All three of the slope detection techniques used in this study were sensitive to the changes caused by the VO2RM adjustment. The lack of a standardized technique to use for the detection of a plateau in VO2 may stem from the lack of a clear definition of a VO2 plateau. While the use of breath-by-breath data collection is becoming more common, being able to analyze the changes occurring amidst the variability between breaths becomes more important. The 30-second slope detection techniques used in this study was very sensitive to the high amount of variation in the breath-by-breath VO2 measurements. The breath-by-breath data, even after the 7-breath averaging, increased in a wave- like pattern with increasing exercise intensity, and a 30-s portion of this slope analyzed at any time during exercise could have shown either increasing or decreasing VO2. Use of the 1-min technique eliminated some of the variability in the breath-by-breath VO2 seen with the 30-second technique, however the extended duration of this analysis may have captured some of the increases in VO2 prior to the plateau, which would have limited its ability to detect a plateau if one existed. The use of the 5- min technique virtually eliminated the variability of the breath-by-breath data while not altering the trend in oxygen uptake. The subsequent analysis of the final 30 s from the 5-minute slope provided an accurate representation of the change in VO2 during maximal exercise. For these reasons, the 5- min technique was best at determining the changes occurring in VO2 and its use is recommended for future studies investigating the presence of a VO2 plateau.

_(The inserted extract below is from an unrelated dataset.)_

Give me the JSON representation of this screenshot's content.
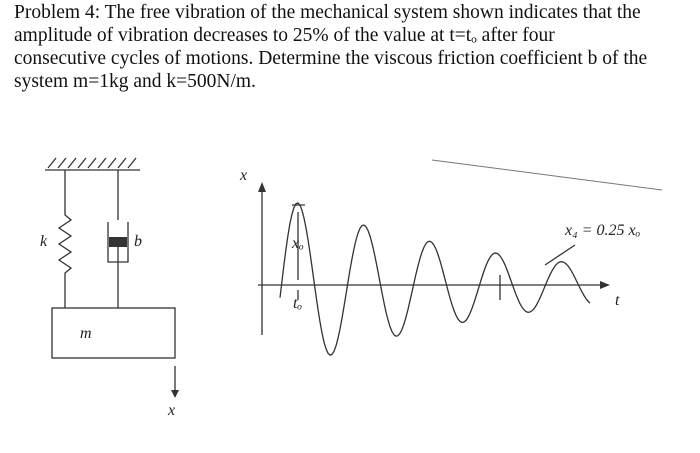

Based on the results of this study, it can be concluded that changes in wb-VO2 during maximal cycling exercise are significantly influenced by the VO2RM. The results demonstrate that when wb-VO2 is adjusted for the VO2RM the VO2 slope becomes significantly smaller, which is an indication that the O2 uptake of the exercising muscles is misrepresented by wb-VO2 data. From these findings, identification of the VO2 plateau is more accurate when using VO2LOC instead of wb-VO2, because of the significant changes occurring in the VO2LOC that are not represented by the wb-VO2 during incremental exercise to exhaustion. Also, the VO2RM can be accurately predicted from cycling VE data among subjects with similar characteristics as in the present study. Use of the prediction equation developed here, which would allow for the determination of the VO2LOC and subsequent analysis of cycling exercise data for the presence of a VO2 plateau. Additional research is needed to validate the accuracy of the VO2RM prediction equation, especially at different altitudes and across different subject populations, and to explore the causes of the presence or absence of the VO2 plateau phenomenon.